One of the first things you need to think about when choosing a course is where you would like to study — both the location and institution. You may be drawn to a certain area, such as metropolitan Sydney or Melbourne, sunny Queensland or coastal New South Wales… or you may already have a preferred institution in mind. If you’ve already decided on a field of study, this can also help narrow down options. Some fields, such as business, can be studied nearly anywhere in Australia, while other courses, such as dentistry and veterinary medicine, are only offered at a select number of universities. Some regions are known for their expertise in certain areas, which may also influence your decision — regional Australia for agriculture, Western Australia for mining or Tasmania for maritime studies, for example.
When researching courses of interest, you need to consider outcomes and future prospects. You may be looking for a course that qualifies you for a particular profession, one that is accredited by industry bodies or one that prepares you for further study. If you don’t meet the entry requirements for your preferred course, you may also look at pathway options, such as a VET qualification or foundation studies, which can offer guaranteed entry to higher qualifications — often with credit.
Tuition fees and entry requirements in Australia can differ considerably between institutions and courses, so it’s worth having a thorough look at all your options if you’re concerned about either of these factors. You may also look at scholarship opportunities, as well as alternative entry arrangements and pathways at each institution.

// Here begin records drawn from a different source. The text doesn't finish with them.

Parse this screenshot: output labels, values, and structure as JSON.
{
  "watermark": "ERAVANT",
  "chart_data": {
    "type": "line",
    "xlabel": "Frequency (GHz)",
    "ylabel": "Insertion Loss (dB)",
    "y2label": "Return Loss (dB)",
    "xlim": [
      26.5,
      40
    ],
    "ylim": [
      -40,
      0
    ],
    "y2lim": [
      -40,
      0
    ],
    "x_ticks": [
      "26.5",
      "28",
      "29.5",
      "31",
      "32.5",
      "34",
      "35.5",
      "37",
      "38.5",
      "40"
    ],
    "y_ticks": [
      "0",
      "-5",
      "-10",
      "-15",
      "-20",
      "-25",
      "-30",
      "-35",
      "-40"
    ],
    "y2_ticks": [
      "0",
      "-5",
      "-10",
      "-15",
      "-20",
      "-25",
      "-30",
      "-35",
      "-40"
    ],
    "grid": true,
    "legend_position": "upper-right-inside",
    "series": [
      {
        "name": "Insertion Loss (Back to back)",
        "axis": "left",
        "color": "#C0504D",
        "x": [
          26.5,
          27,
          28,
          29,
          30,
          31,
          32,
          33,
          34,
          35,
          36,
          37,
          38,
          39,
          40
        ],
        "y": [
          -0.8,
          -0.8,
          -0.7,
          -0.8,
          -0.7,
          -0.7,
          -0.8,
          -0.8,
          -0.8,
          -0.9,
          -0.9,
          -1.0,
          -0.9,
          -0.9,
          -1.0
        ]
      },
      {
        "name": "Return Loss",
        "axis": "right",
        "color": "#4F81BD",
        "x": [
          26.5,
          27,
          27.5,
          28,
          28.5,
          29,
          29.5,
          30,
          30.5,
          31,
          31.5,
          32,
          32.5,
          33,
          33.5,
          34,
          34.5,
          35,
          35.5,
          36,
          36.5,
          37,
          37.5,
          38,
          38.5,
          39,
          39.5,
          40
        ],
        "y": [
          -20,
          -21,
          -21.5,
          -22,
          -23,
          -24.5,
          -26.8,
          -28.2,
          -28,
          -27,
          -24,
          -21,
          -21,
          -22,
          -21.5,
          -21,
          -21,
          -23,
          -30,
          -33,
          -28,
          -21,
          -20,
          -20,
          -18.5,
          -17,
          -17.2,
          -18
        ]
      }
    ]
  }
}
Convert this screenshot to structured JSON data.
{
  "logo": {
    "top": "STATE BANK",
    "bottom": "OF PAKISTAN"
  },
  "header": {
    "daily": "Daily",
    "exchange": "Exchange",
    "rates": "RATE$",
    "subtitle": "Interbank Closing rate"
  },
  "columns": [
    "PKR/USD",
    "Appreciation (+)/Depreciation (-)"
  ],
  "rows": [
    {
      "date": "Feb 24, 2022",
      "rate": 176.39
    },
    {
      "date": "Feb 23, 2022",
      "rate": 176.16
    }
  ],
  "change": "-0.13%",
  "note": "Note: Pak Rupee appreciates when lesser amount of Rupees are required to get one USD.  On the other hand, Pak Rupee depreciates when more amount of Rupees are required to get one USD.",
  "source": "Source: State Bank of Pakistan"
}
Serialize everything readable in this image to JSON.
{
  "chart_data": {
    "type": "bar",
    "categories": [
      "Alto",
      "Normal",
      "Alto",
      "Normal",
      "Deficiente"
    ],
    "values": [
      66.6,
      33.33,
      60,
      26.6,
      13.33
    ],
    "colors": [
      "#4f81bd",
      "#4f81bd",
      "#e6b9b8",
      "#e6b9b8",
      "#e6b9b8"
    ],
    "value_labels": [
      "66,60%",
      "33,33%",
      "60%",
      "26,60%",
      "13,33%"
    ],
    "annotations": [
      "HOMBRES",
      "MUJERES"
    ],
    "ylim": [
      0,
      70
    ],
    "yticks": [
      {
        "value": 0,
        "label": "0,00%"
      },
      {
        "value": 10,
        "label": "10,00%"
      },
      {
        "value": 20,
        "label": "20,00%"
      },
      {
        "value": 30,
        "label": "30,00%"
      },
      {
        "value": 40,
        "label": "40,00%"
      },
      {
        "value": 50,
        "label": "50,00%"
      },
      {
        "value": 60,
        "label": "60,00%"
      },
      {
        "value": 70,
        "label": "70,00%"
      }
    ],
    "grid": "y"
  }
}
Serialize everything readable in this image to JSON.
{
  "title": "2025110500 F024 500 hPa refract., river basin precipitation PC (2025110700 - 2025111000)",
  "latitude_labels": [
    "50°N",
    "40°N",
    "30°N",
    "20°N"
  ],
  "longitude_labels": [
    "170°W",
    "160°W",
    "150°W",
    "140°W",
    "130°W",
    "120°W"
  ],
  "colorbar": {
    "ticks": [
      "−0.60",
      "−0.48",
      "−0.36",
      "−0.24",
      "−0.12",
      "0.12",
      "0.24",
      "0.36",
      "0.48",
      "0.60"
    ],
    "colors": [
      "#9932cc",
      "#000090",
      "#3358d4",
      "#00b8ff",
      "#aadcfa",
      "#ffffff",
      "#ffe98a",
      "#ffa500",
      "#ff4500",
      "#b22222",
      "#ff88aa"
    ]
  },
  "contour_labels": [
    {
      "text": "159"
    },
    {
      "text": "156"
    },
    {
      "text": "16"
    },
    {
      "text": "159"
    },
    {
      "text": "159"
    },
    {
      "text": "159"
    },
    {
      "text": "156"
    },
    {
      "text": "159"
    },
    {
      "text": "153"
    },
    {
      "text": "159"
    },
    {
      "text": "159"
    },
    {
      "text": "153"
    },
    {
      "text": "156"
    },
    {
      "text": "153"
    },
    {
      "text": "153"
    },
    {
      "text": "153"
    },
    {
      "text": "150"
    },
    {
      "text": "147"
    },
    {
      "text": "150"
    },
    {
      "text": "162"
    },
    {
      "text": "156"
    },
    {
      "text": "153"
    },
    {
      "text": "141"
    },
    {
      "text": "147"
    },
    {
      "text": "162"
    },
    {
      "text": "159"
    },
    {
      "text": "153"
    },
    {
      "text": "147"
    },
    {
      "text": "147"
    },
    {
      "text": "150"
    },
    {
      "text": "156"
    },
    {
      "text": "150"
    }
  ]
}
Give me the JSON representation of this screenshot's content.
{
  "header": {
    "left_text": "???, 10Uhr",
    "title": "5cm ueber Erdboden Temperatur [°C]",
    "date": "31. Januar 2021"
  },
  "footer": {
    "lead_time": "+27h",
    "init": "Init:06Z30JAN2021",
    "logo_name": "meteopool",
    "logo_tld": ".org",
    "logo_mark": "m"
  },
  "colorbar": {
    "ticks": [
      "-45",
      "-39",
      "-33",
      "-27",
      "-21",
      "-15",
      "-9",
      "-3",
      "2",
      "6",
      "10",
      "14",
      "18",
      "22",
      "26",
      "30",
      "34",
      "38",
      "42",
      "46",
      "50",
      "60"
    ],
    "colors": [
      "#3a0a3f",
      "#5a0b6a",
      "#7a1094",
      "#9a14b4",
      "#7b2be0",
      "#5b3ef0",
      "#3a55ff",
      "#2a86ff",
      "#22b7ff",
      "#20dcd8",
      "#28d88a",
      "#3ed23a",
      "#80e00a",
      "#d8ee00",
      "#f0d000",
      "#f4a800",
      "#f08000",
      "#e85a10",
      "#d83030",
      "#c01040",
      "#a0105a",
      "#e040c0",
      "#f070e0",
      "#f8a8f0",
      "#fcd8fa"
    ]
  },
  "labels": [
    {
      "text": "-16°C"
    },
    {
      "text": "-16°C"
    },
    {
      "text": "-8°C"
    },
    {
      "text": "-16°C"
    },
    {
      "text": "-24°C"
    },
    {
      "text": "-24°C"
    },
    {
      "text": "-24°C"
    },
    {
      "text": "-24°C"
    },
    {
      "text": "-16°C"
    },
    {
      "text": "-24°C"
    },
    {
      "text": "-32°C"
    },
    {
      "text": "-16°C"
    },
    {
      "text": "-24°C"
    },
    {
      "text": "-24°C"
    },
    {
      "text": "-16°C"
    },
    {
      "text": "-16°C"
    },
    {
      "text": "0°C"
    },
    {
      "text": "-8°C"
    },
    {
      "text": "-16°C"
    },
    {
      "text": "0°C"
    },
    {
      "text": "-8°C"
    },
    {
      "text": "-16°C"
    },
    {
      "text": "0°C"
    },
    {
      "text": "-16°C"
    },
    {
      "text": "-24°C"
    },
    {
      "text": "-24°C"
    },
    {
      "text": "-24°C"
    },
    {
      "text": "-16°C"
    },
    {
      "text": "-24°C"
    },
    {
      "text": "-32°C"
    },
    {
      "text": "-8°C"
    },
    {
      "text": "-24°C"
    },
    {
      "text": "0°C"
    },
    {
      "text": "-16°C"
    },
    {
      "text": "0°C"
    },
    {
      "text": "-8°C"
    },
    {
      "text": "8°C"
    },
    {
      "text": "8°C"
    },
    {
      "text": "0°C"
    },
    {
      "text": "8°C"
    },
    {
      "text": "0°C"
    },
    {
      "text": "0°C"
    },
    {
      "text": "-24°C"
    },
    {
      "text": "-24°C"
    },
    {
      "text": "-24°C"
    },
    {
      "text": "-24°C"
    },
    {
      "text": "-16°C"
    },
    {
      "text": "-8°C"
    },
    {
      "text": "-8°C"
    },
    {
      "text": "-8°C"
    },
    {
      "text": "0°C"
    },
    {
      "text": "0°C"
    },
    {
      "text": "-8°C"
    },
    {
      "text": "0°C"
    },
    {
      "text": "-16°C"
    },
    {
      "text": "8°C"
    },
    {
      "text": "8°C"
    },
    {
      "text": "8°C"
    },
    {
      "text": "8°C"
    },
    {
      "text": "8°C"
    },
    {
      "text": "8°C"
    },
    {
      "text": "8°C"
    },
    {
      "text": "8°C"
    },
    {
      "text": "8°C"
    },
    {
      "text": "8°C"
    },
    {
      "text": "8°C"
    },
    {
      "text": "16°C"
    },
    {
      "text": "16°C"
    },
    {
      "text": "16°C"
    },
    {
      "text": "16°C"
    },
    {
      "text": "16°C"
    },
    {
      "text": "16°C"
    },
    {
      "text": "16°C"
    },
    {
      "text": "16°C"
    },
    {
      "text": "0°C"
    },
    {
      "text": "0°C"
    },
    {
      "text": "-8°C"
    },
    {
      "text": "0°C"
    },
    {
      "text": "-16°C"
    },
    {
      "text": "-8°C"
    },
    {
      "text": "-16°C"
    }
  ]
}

If you’ve decided what you want to learn, the next step is to think about how you want to learn it. This will partly depend on the sector you choose to study in — VET courses are known for their practical, hands-on approach, while higher education courses tend to incorporate more theory — but even higher education degrees can differ considerably between institutions. Some courses offer plenty of work-integrated learning, while others delve deep into theory and research. You may decide to study a general course and try out a few areas of interest or look for one with a specialised focus from the start.
Gaining practical experience during your studies is invaluable when you begin looking for work in your field. Some courses include practical placements as part of the course, while others will leave it up to you to gain this experience. Institutions vary in their ability to help students in this area — some offer a dedicated careers service to help students find a relevant internship, others have strong industry partnerships and some even have industry-standard facilities on campus for students to work in.